The analysis and decision making tasks that result in this kind of provision model, that is to say, which kind of provider we need or how many or how service should be shared or where they should be places or distributed is not part of this article and we will begin with the premise that we already have a provider model that helps us to reach the provider we’re looking for.
The models’ situations are made of the sum of the particular situations of each service and not all are always in tune. This offers a combination of situations with traditional models and situations with FM models, which makes a detailed analysis very complicated. The amount of resources that we need in each case would also be an obvious determinant, but we will not analyze that now. To simplify the multiple possible types of demand we present the following scenarios in Figure 1:
In case A, we will look for a type of provider that grants service provision from the operational point of view, being the contracting client –the company that receives the services- who makes the decisions about the type and coordination of necessary resources and the way the service is provided. Depending on how the need has been defined, if it is an “S” or an “SL”, the model will be closer to an FM contract.

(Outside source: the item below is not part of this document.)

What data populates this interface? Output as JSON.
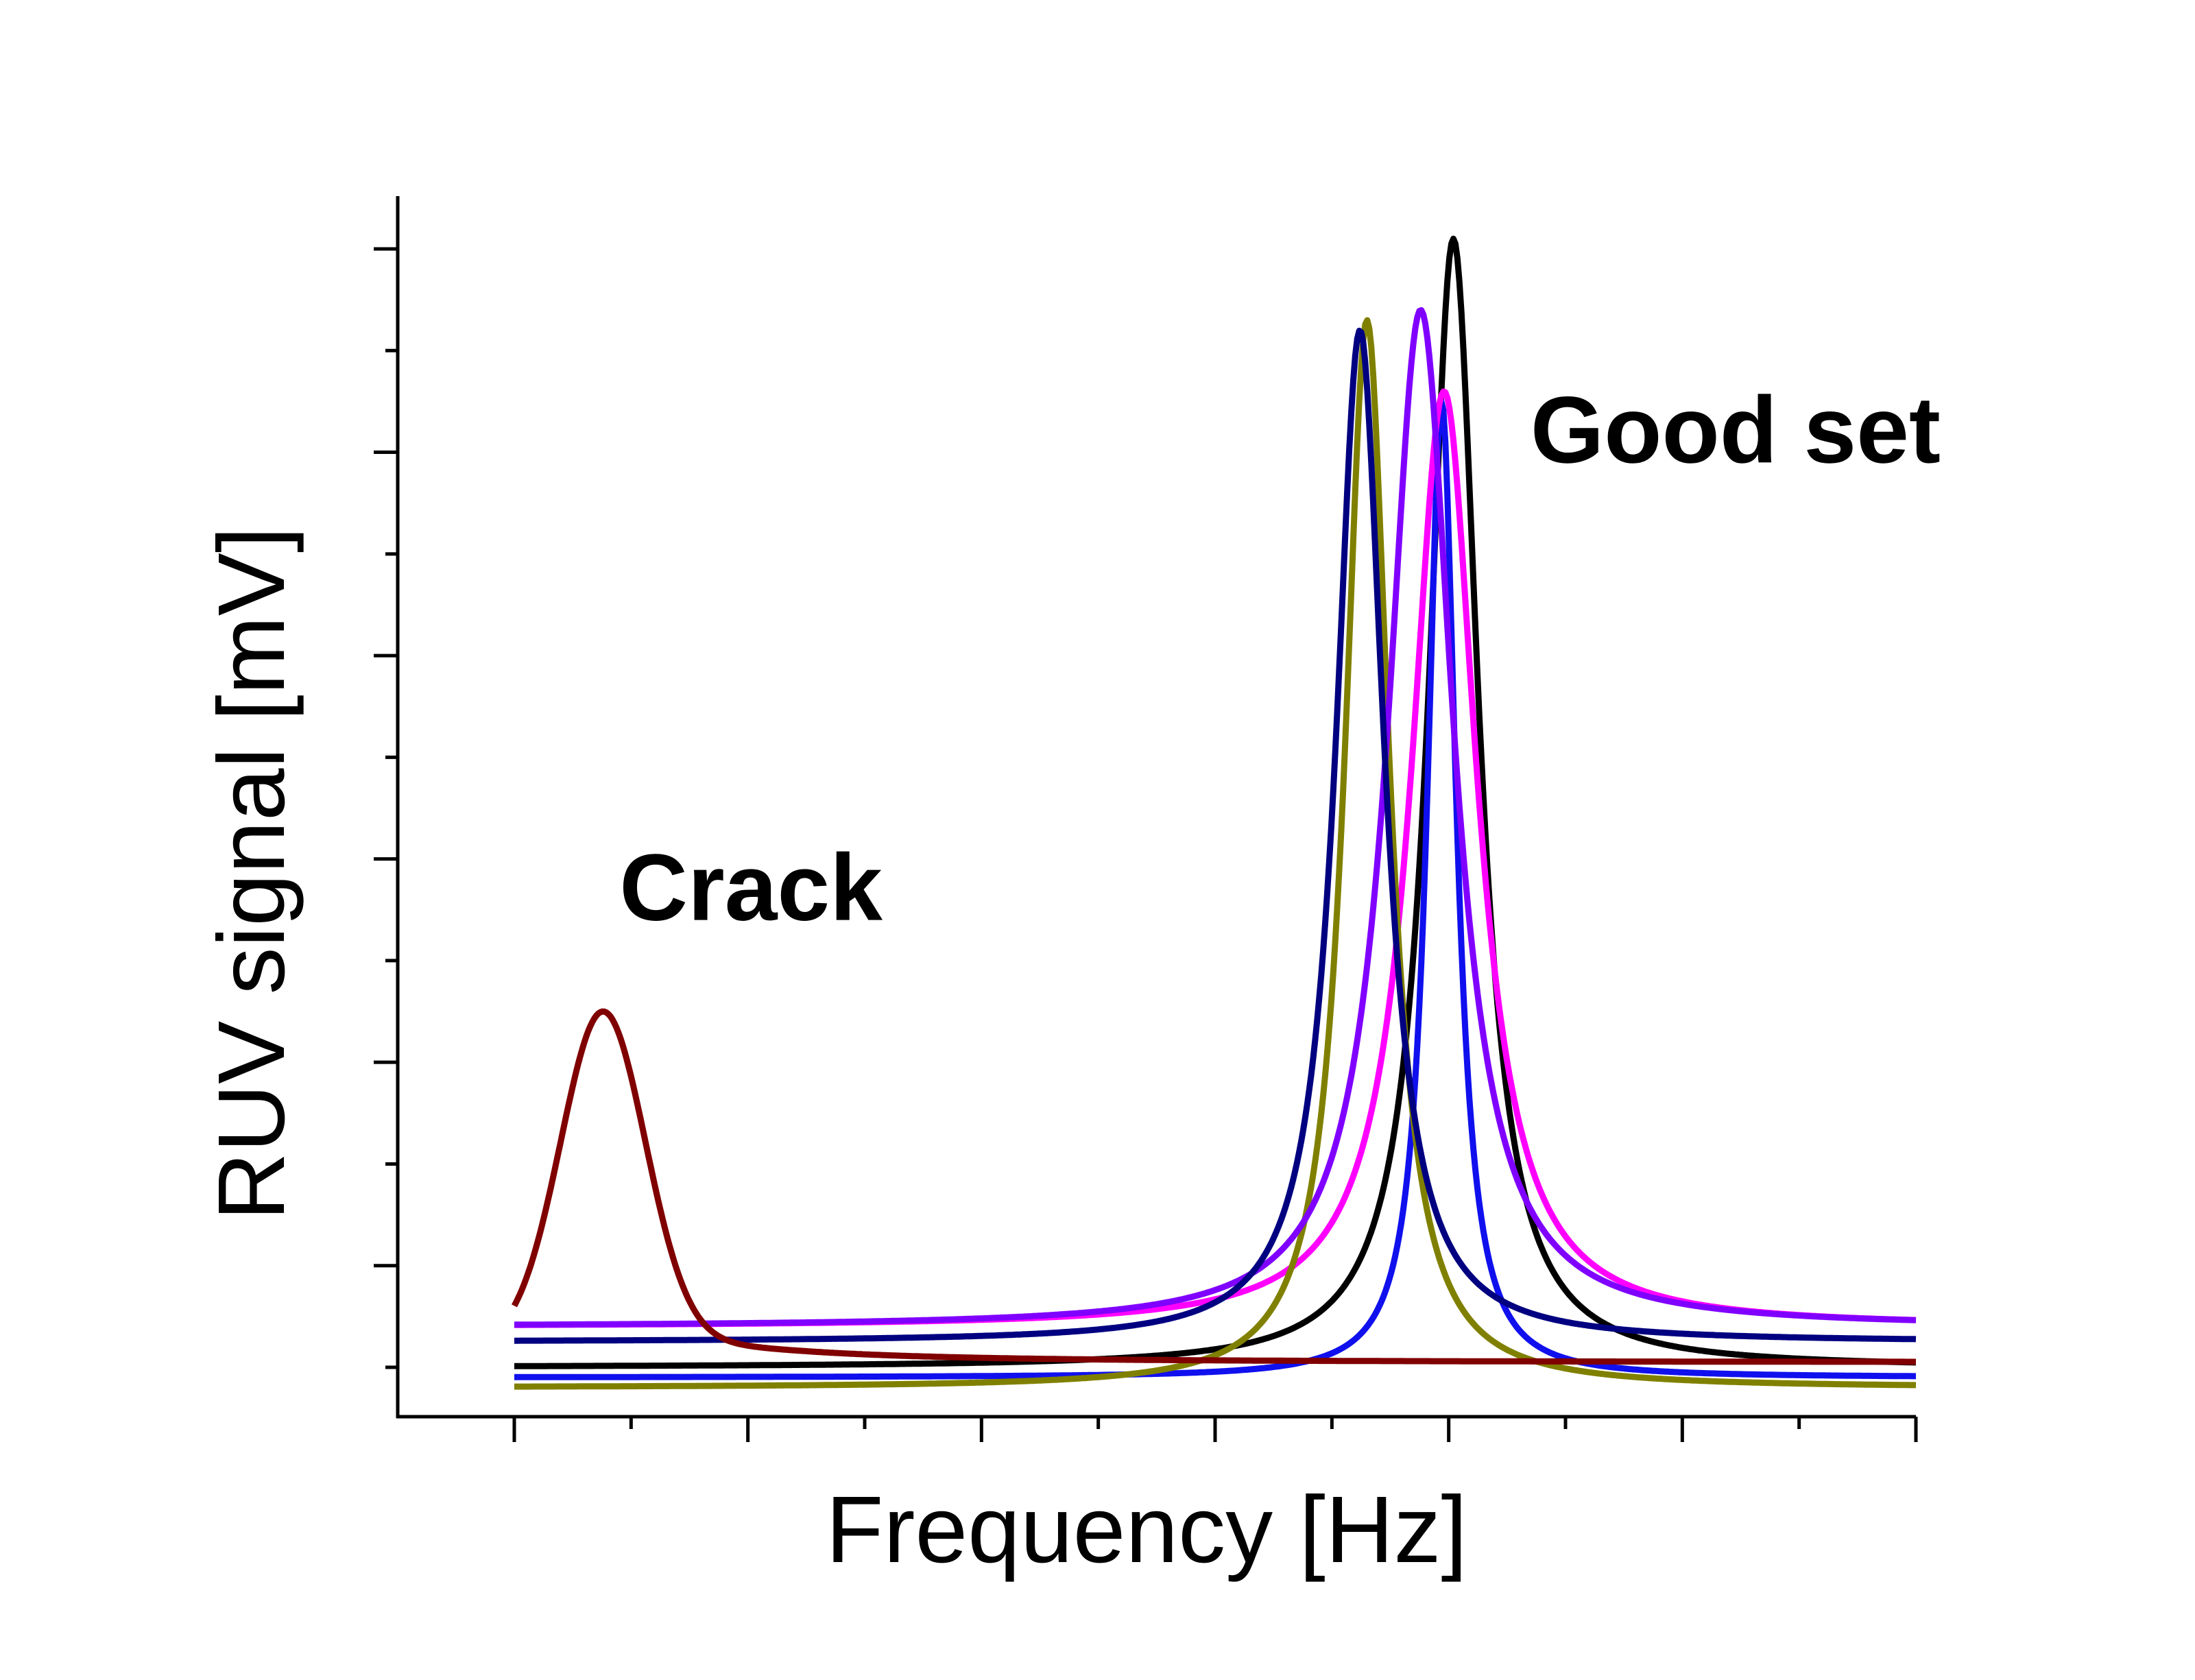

In case B, what is demanded is decision making, management. We are looking for a provider that coordinates activities and resources that we assume we have in-house. Sometimes these models are used when the client exploits a building or commercial facility, although provision is also outsourced, it’s carried out by a company different form the client itself.
In case C, what we look for are external agents that provide service management and supply. In this scenario multiple combinations show up when we decide we want the same company to do everything or different companies to do it partly or just in a particular area. This, with the determining elements of the different management models, makes it necessary to carry out a detailed analysis and a deeper study.
Finally we have included a D scenario, where own and external resources are combined as much as in the management area as in the supply area. All former scenarios were “perfect”, that is to say, except for the last one all of them were all or nothing. Reality is never like that. There are always distinctive features, since all service are not equally defined, not all services enjoy the same resources, and the FM Department’s employees cannot make decisions on all the aspects they would like to.
It’s obvious that we should agree and define what we expected form every service and the combination of all services before we get out and try to hire an extern provider. Depending on the market and the types and number of existing providers we will be able to define more or less advances models, with the guaranty that we will find proper provision. This grants that we will have one or several providers that will understand what they’re asked for and will be able to offer service provision in the way we want them to. This is also decisive when we dimension the general demand.